J&J-JANSSEN VACCINE PRODUCTION Johnson & Johnson (J&J) late last year temporary halted production of its SARS-CoV-2 vaccine at the only plant making usable batches of the shots, a facility run by J&J subsidiary Janssen in the Netherlands capable of manufacturing more than 50 million doses per month, according to a report in The New York Times. The single-dose vaccine, which does not need ultra-cold storage, is the first choice for many low- and middle-income countries (LMICs), and the move caught officials with the African Union and the COVAX initiative off guard when they learned about the production suspension from Times reporters. The facility where the vaccine was being produced is instead manufacturing an experimental vaccine against a different virus, which some noted could be a more profitable venture. A J&J representative said the company has millions of finished doses in inventory, continues to deliver vaccine to fill-and-finish facilities, and intends to deliver on its vaccine commitments to LMICs. Notably, the company failed to deliver on commitments made to COVAX last May. Last year, J&J ran into regulatory problems with Maryland-based contractor Emergent BioSolutions when it did not pass US FDA inspections. The Emergent facility continues to require FDA review of vaccine batches manufactured at the plant, and none have been cleared for distribution. J&J has plans to produce SARS-CoV-2 vaccine at 2 other plants, one in the US and another in India, but those facilities are not expected to be operational until late spring. The Dutch production plant is expected to begin producing the J&J-Janssen vaccine again next month, although those doses will not be shipped until May or June.

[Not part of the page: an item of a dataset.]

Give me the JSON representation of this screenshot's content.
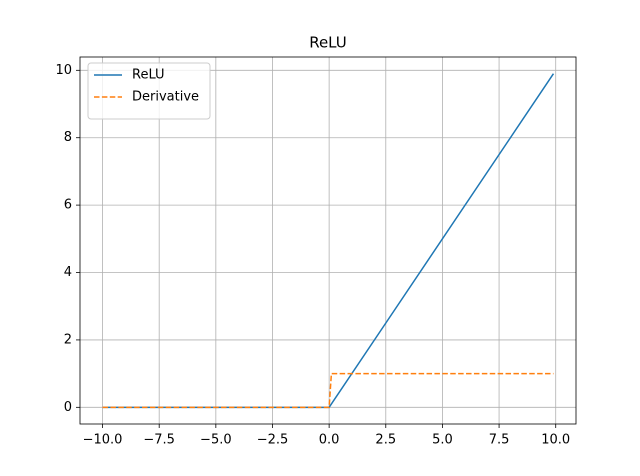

PFIZER-BIONTECH VACCINE Pfizer this week reported US$36.78 billion in 2021 direct sales from the SARS-CoV-2 vaccine it makes with BioNTech, making the vaccine the top-selling pharmaceutical product ever in a single year. The next highest—the drug Humira, which is used to treat rheumatoid arthritis and other autoimmune and inflammatory conditions—registered US$20.7 billion in 2021 sales. In its full-year results, Pfizer predicted it will sell US$32 billion of its vaccine, called Comirnaty, and US$22 billion of its antiviral COVID-19 treatment Paxlovid in 2022. Pfizer CEO Albert Bourla this week said he expects the US FDA to soon authorize a low-dose version of the Pfizer-BioNTech vaccine for young children aged 6 months to under-5 years under a fast-track review process. Data from clinical trials of the vaccine among this age group are expected to be published later this week in preparation for a February 15 meeting of the FDA Vaccines and Related Biological Products Advisory Committee. The US CDC has begun preparations to deliver the vaccine once it is authorized, telling state and local officials they could expect to start receiving shipments on February 21

AUSTRALIA & NEW ZEALAND Several countries with the strictest closed border policies have announced they will reopen to international travelers. Australia announced it will allow fully vaccinated citizens, permanent residents, and visa holders into the country without a travel exemption beginning February 21; unvaccinated visa holders will still require a valid travel exemption. Notably, the Australian Technical Advisory Group on Immunisation (ATAGI) announced today that Australians will need 3 vaccine doses to be considered “up to date” on their shots. If an individual has gone more than 6 months from their second dose without a booster shot, they will be considered “overdue.” The new definition will only apply to COVID-19 management within Australia and will not affect rules for “fully vaccinated” people entering the country. However, each state will continue to set its own requirements for booster doses, which could impact visitors.

Neighboring New Zealand announced a phased reopening of its borders beginning at the end of this month. The country expects to welcome all international travelers from October. Everyone entering the country will be required to self-isolate at home for 10 days. Both nations’ borders have been closed for most of the past 2 years.